To conclude, in order to be used as a valid mechanism to transfer personal data from the EU to third countries, the SCC’s need to be reviewed to extend the protection already granted by the GDPR and to clarify certain requirements to ensure its enforceability.
STANDARD CONTRACTUAL CLAUSES WHEN CONTROLLER IS A NON-EU ENTITY
Another issue around the applicability of the SCC’s is regarding its use when Controllers are not based in the EU. It is very common to find Non-EU Controllers using SCC’s to transfer personal data of EU data subjects to third countries, even though the SCC’s approved by the European Commission are designed to cover only transfers from EU Controllers to Non-EU Controllers or Non-EU Processors.
Non-EU Controllers can take this approach by either incorporating the SCC’s in the Services Agreements they raise with Non-EU Processors or by having their EU Representative raising SCC’s with Non-EU Processors on their behalf as for Non-EU Controllers it’s also common to find SCC’s signed between two Non-EU Controllers where there are no Binding Corporate Rules (BCR’s) in place.
We all agree that the SCC’s are a fundamental tool to maintain the flow of personal data between the Community and third countries without unnecessary burdens for economic operators, however we cannot forget the scope of applicability of the SCC's and specially that there are other mechanisms, including other appropriate safeguards, to ensure that personal data is protected abroad, as well as legal derogations to legitimate such transfers.
So my concern here is whether the use of SCC’s outside the scope of its applicability can be an issue to companies instead a way to protect them against Supervisory Authority’s fines. Is the use of SCC’s by Non-EU Controllers considered lawful and a legitimate legal fiction or may it on the contrary be seen as an intent to skip approval from Supervisory Authorities on Model Clauses (art. 46/3a) GDPR?
I believe that the SCC’s as approved by the EU Commissions should be used as a legal mechanism to transfer data abroad only when data exporter is the EU Controller, this doesn’t invalidate the fact that Non-EU Controllers can draft contracts with other Controllers/Processors based outside the EU and include same terms and conditions as provided by the SCC’s to ensure third parties protect personal data abroad.
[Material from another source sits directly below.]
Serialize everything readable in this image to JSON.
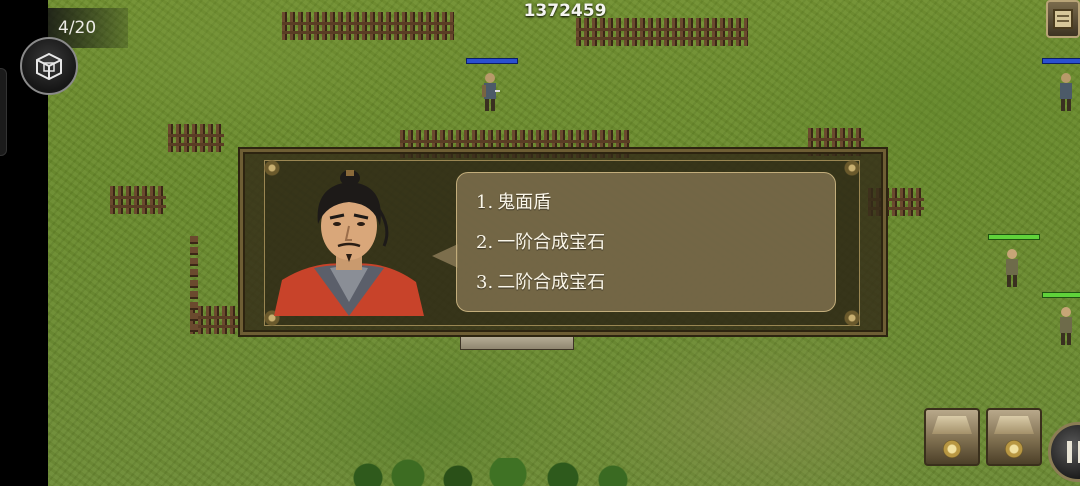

So, if a Supervisory Authority investigates transfers of data from a Non-EU Controller to a Non-EU Processor, it should not expect to find SCC’s signed between these parties, but rather information on Records of Processing Activities (RoP) or Data Protection Impact Assessment (DPIA) regarding these transfers, the appropriate safeguards used or alternatively the derogation the Controller relied on to perform the transfers as well as the necessary informed consents (when applicable) or privacy notices explaining the conditions of the processing including the international transfers of data and the recipients of personal data abroad and the relevant data processor agreements imposing certain security measures to Processors to ensure protection of data in third countries.
To conclude, until there’s no Decision of the EU Commission approving a new model of SCC’s to be used by Non-EU Controllers, SCC’s are not a valid mechanism for Non-EU Controllers to transfer data abroad and Non-EU Controllers should rely on alternative appropriate safeguard or on legal derogations to transfer the data. In practical terms, if SCC’s aren’t used nor any other appropriate safeguards as defined under art. 46 of the GDPR, Non-EU Controllers in order to ensure any transfers are lawful must use one of the available derogations under the GDPR and comply with certain requirements as specified in the law, which will grant some protection or extended information to data subjects.